Reinhardt Hamman

Personal information
- Nationality: South African
- Born: 20 February 1990 (age 36) Cape Town, South Africa
- Height: 181 cm (71 in)

Sport
- Country: South Africa
- Sport: Athletics
- Disability class: F38
- Event(s): shot put javelin throw discus throw
- Coached by: (Daniel Damon (javelin)

Medal record
Paralympic athletics
Representing South Africa
Paralympic Games
| Gold medal – first place | 2016 Rio de Janeiro | Javellin throw - F38 |
IPC Athletics World Championships
| Gold medal – first place | 2013 Lyon | Javelin F37/38 |
| Gold medal – first place | 2015 Doha | Javelin F38 |
| Silver medal – second place | 2015 Doha | Shot put F38 |

= Reinhardt Hamman =

South African Paralympic athlete

Reinhardt Hamman (born 20 February 1990) is a Paralympian Track and field athlete from South Africa competing mainly in category F38 throwing events.

==Athletics career==
Hamman took up athletics at the age of 13 at Vista Nova Primary School in Rondebosch.
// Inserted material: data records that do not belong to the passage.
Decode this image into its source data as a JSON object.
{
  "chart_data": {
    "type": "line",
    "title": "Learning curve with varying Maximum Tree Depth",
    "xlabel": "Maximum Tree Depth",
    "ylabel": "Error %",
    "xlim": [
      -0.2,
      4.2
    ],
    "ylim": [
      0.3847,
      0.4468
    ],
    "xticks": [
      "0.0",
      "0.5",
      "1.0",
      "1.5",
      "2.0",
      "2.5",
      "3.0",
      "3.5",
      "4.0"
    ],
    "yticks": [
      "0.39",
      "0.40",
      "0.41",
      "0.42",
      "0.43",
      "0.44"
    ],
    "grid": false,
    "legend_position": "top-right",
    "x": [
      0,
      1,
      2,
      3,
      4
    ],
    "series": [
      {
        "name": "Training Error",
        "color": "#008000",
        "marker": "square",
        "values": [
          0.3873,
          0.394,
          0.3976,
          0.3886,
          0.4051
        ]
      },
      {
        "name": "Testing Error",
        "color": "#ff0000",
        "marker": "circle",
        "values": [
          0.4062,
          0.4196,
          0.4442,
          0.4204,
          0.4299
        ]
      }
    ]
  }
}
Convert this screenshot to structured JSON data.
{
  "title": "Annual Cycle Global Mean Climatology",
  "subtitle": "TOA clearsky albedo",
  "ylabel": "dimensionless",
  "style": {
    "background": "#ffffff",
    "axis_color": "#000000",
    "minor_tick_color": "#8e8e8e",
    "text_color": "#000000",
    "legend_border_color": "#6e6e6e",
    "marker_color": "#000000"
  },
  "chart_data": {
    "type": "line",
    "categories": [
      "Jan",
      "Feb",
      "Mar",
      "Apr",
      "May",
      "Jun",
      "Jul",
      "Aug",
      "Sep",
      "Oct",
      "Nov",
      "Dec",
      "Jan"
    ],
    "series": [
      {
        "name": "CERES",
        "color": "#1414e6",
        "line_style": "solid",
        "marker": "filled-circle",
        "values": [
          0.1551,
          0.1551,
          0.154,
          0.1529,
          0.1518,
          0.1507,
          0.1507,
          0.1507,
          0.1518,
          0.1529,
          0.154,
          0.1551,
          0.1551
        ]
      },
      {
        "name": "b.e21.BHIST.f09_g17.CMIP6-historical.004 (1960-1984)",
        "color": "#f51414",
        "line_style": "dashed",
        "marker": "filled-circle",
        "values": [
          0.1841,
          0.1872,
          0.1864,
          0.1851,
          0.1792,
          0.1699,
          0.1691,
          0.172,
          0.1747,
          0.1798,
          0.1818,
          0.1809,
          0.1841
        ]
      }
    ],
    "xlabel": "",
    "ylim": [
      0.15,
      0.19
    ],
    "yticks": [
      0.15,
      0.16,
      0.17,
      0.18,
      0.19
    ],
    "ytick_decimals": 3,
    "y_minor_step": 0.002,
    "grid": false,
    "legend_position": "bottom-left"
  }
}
In 2009 he quit the sport following his disappointment at not qualifying for the 2008 Summer Paralympics in Beijing. He returned to the sport in 2013, and was selected for the South African team o compete at the 2013 IPC Athletics World Championships in Lyon. He took part in the javelin throw and shot put, finishing fifth in the shot, but threw a distance of 45.72 metres in the javelin to take the gold medal. Two years later he competed at the 2015 World Championships in Doha, winning gold in the javelin and silver in the shot put.

==Personal history==
Hamman was born in Cape Town, South Africa in 1990. He has cerebral palsy.